8. Another customer called Compaq tech support to say her brand new
computer wouldn't work. She said she unpacked the unit, plugged it in
and sat there for 20 minutes waiting for something to happen. When
asked what happened when she pressed the power switch, she asked,
"What power switch?"

9. Another IBM customer had trouble installing software and rang for
support. "I put in the first disk, and that was OK. It said to put
in the second disk, and had some problems with the disk. When it said
to put in the third disk, I couldn't even fit it in..." The user
hadn't realized that "Insert Disk 2" implied removing Disk 1 first.

10. A story from a Novell NetWare SysOp:
CALLER: "Hello, is this Tech Support?"
TECH: "Yes, it is. How may I help you?"
CALLER: "The cup holder on my! PC is broken -and I am within my
warranty period.
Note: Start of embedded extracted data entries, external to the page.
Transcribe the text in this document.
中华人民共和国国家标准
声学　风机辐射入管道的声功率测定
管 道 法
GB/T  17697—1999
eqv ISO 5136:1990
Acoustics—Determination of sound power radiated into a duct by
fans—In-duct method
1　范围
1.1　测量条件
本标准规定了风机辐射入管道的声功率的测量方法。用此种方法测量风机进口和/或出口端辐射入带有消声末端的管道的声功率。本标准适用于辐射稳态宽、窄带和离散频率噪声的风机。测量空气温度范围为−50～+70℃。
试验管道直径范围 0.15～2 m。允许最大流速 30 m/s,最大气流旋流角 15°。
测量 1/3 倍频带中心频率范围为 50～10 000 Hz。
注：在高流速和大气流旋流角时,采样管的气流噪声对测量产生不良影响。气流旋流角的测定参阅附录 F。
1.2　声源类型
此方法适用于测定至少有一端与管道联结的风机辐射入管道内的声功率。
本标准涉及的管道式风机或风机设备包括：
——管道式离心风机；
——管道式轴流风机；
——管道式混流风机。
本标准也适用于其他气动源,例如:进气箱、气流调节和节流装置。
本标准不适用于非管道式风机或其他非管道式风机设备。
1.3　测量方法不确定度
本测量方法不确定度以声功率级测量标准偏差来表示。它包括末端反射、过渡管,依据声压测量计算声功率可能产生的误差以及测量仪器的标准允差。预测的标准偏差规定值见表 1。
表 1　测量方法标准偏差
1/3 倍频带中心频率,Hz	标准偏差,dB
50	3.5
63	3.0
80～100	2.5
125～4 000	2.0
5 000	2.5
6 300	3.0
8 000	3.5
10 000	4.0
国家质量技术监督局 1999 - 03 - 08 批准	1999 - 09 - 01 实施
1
How do I go about getting that fixed?"
TECH: "I'm sorry, but did you say a cup holder?"
CALLER: "Yes, it's attached to the front of my computer."
TECH: "Please excuse me. If I seem a bit stumped, it's because I am.
Did you receive this as part of a promotional at a trade show? How
did you get this cup holder? Does it have any trademark on it?"
CALLER: "It came with my computer. I don't know anything about a
promotional. It just has '4X' on it." At this point, the Tech Rep had
to mute the caller because he couldn't stand it. He was laughing too
hard.The caller had been using the load drawer of the CD-ROM drive as
a cup holder and it had snapped it off the drive.

11. A woman called the Canon help desk with a problem with her printer.
The tech asked her if she was "running it under windows."
The woman responded, "No, my desk is next to the door. But that is a
good point. The man sitting in the cubicle next to me is under a
window and his printer is working fine."

12. And last but not least:
TECH SUPPORT: "O.K. Bob, let's press the control and escape keys at
the same time. That brings up a task list in the middle of the
screen. Now type the letter "P" to bring up the Program Manager."
CUSTOMER: "I don't have a 'P'".
TECH SUPPORT: "On your keyboard, Bob."
CUSTOMER: "What do you mean?"
TECH SUPPORT: " 'P' on your keyboard, Bob."
CUSTOMER: "I'm not going to do that!"